Potential Changes Coming to Insider Trading Policies
Public companies may have to adopt new insider trading policies to prohibit officers and directors from trading in company stock during the gap period between the occurrence of a significant corporate event and the filing or furnishing of a current report on Form 8-K with respect to such event if the 8-K Trading Gap Act (the Act) becomes law. The House of Representatives overwhelmingly passed the Act on January 13, 2020.
A public company currently has up to four business days after the occurrence of a material corporate event before it must file or furnish a Form 8-K (the 8-K Gap Period). Current law does not prohibit insider trading per se during the 8-K Gap Period, absent a showing that the insiders have traded on material nonpublic information in their possession or violated the prohibition against “short swing” trading under Section 16(b) of the Exchange Act. The purpose of the Act is to address this perceived loophole by directing the SEC to issue rules, no later than one year after its enactment, to require a reporting company under the Exchange Act to “establish and maintain policies, controls, and procedures that are reasonably designed to prohibit executive officers and directors of the issuer from purchasing, selling, or otherwise transferring any equity security of the issuer, directly or indirectly” during the 8-K Gap Period.

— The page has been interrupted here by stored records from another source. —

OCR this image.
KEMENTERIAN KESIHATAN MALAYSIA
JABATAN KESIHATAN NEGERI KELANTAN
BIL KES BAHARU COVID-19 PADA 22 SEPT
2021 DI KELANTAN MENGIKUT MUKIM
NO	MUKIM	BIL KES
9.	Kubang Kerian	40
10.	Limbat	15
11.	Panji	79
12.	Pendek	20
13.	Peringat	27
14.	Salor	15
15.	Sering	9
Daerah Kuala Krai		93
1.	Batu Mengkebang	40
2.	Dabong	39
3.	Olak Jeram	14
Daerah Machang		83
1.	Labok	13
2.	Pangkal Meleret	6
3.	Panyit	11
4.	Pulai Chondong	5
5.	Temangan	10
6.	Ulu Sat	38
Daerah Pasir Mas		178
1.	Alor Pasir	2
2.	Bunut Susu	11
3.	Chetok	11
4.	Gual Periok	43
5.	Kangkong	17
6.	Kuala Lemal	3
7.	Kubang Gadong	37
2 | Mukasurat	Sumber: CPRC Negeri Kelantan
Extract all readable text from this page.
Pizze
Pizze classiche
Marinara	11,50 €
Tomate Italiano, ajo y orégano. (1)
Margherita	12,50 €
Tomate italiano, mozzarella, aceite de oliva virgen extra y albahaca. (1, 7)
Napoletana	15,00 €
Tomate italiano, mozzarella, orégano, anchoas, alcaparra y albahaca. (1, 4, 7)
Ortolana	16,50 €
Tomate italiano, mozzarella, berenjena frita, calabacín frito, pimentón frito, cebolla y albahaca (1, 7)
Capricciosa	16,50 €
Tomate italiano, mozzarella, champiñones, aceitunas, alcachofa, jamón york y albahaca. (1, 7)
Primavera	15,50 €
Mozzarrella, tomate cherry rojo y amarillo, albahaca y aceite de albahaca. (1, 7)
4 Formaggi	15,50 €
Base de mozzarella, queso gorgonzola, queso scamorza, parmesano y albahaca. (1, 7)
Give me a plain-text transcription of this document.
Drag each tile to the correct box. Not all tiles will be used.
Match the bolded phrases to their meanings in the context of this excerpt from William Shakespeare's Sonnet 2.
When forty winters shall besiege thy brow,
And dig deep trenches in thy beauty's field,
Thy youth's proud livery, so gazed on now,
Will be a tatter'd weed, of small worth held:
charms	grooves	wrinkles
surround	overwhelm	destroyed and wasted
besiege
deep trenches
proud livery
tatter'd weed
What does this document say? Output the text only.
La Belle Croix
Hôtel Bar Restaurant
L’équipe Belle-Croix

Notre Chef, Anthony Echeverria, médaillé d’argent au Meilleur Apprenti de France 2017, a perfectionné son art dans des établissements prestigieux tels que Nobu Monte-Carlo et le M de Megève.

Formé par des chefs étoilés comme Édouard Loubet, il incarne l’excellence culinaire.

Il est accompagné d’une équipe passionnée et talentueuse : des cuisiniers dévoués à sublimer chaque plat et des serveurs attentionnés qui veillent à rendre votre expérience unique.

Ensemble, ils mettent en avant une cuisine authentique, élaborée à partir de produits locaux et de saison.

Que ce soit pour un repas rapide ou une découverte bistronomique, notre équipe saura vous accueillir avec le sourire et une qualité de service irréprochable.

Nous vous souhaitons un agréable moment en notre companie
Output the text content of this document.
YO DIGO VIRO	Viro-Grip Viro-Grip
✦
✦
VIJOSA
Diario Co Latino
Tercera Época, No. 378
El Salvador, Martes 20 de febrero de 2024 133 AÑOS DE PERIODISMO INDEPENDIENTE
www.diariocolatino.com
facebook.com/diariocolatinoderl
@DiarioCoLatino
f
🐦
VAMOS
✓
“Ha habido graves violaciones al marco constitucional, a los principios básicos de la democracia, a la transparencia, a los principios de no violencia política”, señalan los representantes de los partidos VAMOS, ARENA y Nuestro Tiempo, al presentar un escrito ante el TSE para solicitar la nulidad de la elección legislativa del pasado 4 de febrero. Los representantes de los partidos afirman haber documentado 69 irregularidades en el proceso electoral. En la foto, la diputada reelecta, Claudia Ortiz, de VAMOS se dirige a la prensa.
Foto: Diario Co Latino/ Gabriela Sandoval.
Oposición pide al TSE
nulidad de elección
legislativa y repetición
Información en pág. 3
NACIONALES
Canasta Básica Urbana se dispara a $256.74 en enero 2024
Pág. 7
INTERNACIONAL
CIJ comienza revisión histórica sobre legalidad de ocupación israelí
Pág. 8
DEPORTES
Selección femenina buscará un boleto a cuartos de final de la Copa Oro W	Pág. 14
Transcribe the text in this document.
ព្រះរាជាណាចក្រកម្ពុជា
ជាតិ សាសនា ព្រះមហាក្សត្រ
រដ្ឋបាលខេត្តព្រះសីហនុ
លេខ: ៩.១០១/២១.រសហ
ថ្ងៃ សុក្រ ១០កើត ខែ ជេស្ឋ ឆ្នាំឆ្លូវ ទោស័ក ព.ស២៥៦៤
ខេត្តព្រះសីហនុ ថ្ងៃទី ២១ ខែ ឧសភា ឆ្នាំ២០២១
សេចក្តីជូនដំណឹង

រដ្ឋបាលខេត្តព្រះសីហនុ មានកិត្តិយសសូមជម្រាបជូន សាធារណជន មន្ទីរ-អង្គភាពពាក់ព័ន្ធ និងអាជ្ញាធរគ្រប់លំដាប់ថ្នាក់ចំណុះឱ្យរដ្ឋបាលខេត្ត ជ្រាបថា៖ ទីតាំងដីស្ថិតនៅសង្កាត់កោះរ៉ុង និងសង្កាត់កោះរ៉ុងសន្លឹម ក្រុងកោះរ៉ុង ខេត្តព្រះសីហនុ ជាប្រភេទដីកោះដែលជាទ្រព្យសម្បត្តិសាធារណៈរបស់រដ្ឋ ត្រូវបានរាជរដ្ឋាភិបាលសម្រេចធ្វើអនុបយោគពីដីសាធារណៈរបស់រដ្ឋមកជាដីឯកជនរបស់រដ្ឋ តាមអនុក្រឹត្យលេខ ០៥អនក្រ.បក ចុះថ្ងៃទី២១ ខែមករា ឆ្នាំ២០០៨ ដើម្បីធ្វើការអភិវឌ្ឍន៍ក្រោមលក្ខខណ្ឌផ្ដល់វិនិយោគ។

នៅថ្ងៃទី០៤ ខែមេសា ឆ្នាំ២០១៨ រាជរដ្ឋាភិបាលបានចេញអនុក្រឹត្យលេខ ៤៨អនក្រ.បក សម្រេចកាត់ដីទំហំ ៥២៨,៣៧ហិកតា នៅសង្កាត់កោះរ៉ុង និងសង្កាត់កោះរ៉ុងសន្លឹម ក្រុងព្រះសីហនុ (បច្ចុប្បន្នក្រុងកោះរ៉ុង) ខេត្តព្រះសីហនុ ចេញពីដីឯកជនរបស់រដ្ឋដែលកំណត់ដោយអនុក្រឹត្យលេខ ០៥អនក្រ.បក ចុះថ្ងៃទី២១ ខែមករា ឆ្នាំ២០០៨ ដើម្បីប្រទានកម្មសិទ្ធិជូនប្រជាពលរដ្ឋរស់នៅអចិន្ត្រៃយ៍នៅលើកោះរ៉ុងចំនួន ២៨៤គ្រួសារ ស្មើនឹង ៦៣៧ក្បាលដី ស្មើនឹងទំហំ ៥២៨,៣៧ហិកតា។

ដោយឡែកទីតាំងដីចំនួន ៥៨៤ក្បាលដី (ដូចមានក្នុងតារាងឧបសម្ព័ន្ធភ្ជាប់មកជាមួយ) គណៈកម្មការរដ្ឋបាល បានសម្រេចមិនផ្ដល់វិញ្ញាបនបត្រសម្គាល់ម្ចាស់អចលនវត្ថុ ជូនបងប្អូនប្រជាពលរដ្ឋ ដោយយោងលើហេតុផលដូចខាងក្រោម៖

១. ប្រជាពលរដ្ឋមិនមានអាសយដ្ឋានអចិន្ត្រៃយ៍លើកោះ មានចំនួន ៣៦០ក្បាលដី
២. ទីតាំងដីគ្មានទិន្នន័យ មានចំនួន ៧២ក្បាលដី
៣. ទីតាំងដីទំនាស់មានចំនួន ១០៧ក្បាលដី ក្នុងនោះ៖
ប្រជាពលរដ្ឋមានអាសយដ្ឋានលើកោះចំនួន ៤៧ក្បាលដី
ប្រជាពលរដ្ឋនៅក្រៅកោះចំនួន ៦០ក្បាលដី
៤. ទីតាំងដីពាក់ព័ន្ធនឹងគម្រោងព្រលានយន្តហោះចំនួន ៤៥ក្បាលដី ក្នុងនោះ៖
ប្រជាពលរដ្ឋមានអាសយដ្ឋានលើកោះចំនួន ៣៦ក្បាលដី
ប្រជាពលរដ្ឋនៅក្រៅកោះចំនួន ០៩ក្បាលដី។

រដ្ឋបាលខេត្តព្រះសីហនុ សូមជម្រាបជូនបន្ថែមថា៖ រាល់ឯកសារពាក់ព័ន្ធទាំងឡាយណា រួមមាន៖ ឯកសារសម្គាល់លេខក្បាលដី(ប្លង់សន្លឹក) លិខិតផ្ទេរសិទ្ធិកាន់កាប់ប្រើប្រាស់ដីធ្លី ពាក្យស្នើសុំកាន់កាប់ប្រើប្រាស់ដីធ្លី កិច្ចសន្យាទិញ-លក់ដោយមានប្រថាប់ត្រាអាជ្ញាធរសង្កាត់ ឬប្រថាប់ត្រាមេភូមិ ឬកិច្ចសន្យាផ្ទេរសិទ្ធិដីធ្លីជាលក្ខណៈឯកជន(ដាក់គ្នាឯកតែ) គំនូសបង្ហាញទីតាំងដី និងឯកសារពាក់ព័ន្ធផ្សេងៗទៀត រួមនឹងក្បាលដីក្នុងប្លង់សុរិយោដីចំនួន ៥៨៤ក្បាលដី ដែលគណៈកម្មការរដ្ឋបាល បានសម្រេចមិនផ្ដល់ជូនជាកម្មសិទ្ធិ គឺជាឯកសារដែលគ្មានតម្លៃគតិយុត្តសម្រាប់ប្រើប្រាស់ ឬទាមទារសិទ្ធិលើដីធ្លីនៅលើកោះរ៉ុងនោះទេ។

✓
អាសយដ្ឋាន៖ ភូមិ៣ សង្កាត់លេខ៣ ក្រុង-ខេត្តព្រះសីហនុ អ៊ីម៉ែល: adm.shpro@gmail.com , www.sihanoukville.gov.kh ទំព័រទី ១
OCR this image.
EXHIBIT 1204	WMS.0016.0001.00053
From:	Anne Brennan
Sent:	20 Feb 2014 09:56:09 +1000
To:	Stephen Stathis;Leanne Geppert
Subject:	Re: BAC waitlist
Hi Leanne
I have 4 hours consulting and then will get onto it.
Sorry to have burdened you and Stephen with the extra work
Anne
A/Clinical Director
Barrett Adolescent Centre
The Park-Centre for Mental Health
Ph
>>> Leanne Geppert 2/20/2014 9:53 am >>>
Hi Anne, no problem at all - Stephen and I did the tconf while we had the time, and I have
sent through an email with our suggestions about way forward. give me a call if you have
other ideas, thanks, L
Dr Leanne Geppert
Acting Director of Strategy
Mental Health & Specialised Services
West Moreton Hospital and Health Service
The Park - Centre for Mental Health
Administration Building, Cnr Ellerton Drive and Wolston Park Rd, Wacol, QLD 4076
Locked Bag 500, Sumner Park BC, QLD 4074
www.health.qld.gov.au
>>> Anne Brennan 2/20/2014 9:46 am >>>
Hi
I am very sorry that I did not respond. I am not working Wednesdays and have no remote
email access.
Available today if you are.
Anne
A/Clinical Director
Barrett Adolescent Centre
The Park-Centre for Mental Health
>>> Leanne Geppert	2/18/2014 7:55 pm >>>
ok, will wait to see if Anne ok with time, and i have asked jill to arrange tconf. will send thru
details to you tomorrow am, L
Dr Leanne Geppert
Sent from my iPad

The resulting amendment to the Exchange Act would authorize the SEC to exempt as it deems appropriate certain transactions from this general prohibition, including, among others, trading activities that “occur automatically” or “are made pursuant to an advance election”. Additionally, the amendment would require the SEC to exempt from its rules certain issuers registered under the Investment Company Act of 1940, and any reportable event where the issuer has announced such event in a press release in lieu of filing or furnishing a Form 8-K.
It remains to be seen whether the Act will ultimately become law. However, public companies may want to start looking at their insider trading policies now and consider voluntarily adopting additional restrictions on trading during the 8-K Gap Period in anticipation of the Act’s passage.